Whale watchers were looking for another dangerously entangled whale in waters around Hawaii on Wednesday, but experts warned against anyone trying to do the job themselves. Disentangling whales requires a special permit.
The rescue on Monday, using poles to untangle fishing lines and debris, occurred in waters off the island of Lanai, about 60 miles southeast of Honolulu, according to the National Oceanic and Atmospheric Association (NOAA).
The whale was tangled up in four different kinds of rope and three buoys. It was first spotted near the Big Island on Feb. 9 and then swam into rough waters, delaying the rescue.
For the first time, rescuers had attached a VHF tracking buoy to the whale so they could follow the mammal into calm waters.
The other missing humpback, with gear tightly embedded around the base of its tail, was considered to be in grave danger and was first sighted Jan. 29 off the Big Island by researchers from the Hawaiian Islands Humpback Whale National Marine Sanctuary, which helped free the first whale on Monday.
Divers and crew from NOAA and the Hawaii Department of Land and Natural Resources joined in the latest successful rescue, the first of the whale watching season in Hawaii waters.

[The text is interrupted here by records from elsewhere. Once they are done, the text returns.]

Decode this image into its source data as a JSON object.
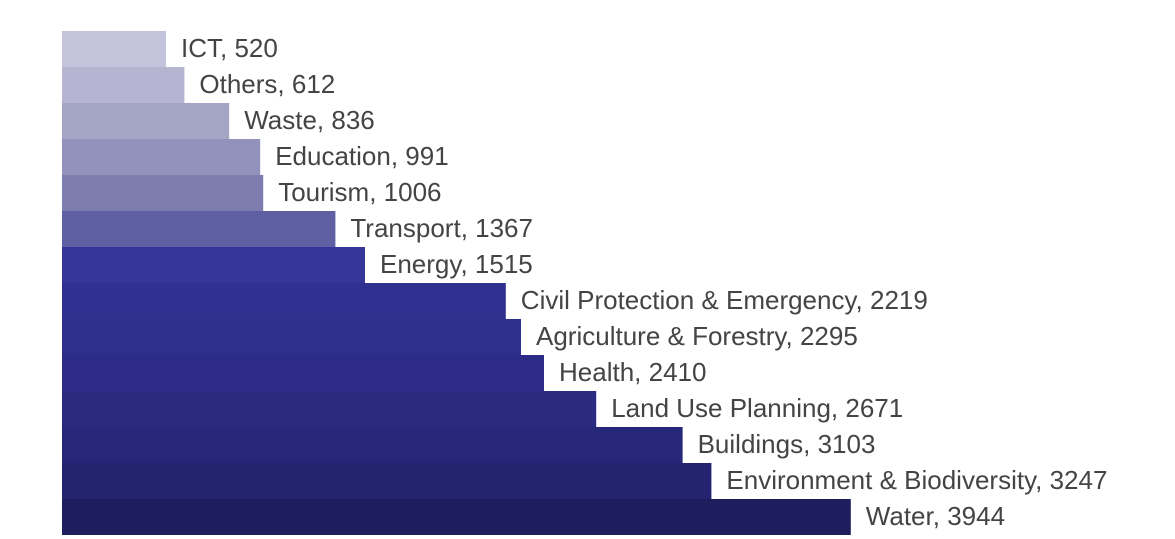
{
  "chart_data": {
    "type": "hbar",
    "categories": [
      "ICT",
      "Others",
      "Waste",
      "Education",
      "Tourism",
      "Transport",
      "Energy",
      "Civil Protection & Emergency",
      "Agriculture & Forestry",
      "Health",
      "Land Use Planning",
      "Buildings",
      "Environment & Biodiversity",
      "Water"
    ],
    "values": [
      520,
      612,
      836,
      991,
      1006,
      1367,
      1515,
      2219,
      2295,
      2410,
      2671,
      3103,
      3247,
      3944
    ],
    "colors": [
      "#c3c3dc",
      "#b5b5d2",
      "#a5a5c6",
      "#9292bc",
      "#7d7db0",
      "#5f5fa4",
      "#35359a",
      "#303090",
      "#2e2e8c",
      "#2c2c86",
      "#2a2a80",
      "#27277a",
      "#232370",
      "#1e1e5e"
    ]
  }
}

A global volunteer group called the Whale Disentanglement Network, also was involved in Monday's rescue of the whale that had been dragging 25 feet of heavy fishing lines and other ocean debris from its mouth.
NOAA says whale entanglements in Hawaiian waters have increased in recent years.
Typically, large whales are able to scrape off the gear and swim away, but they are often hindered in feeding and may starve to death, researchers say.
Whale experts ask that amateur whalewatchers report entangled whales but advise that some seemingly odd whale behavior may not always be the result of an encounter with fishing lines.
They say mothers and calves often lie motionless at the surface just to rest, male humpbacks often breach the surface with a white spray that may appear to be debris, and some whales have 15-foot white pectoral fins that may be mistaken for fishnet.
The disentanglement network, which keeps special equipment for freeing whales, and has freed more than 50 large whales in recent years in waters along the U.S. and Canadian east and west coasts, the Caribbean and near Alaska and Hawaii.
David Schofield, a marine mammal response coordinator, said the whale freed Monday appeared to be fine.
"As far as turning around, they don't usually acknowledge the rescuers," he said. "They just kind of go on their way, which we are happy to see. It's a good sign to us when that happens."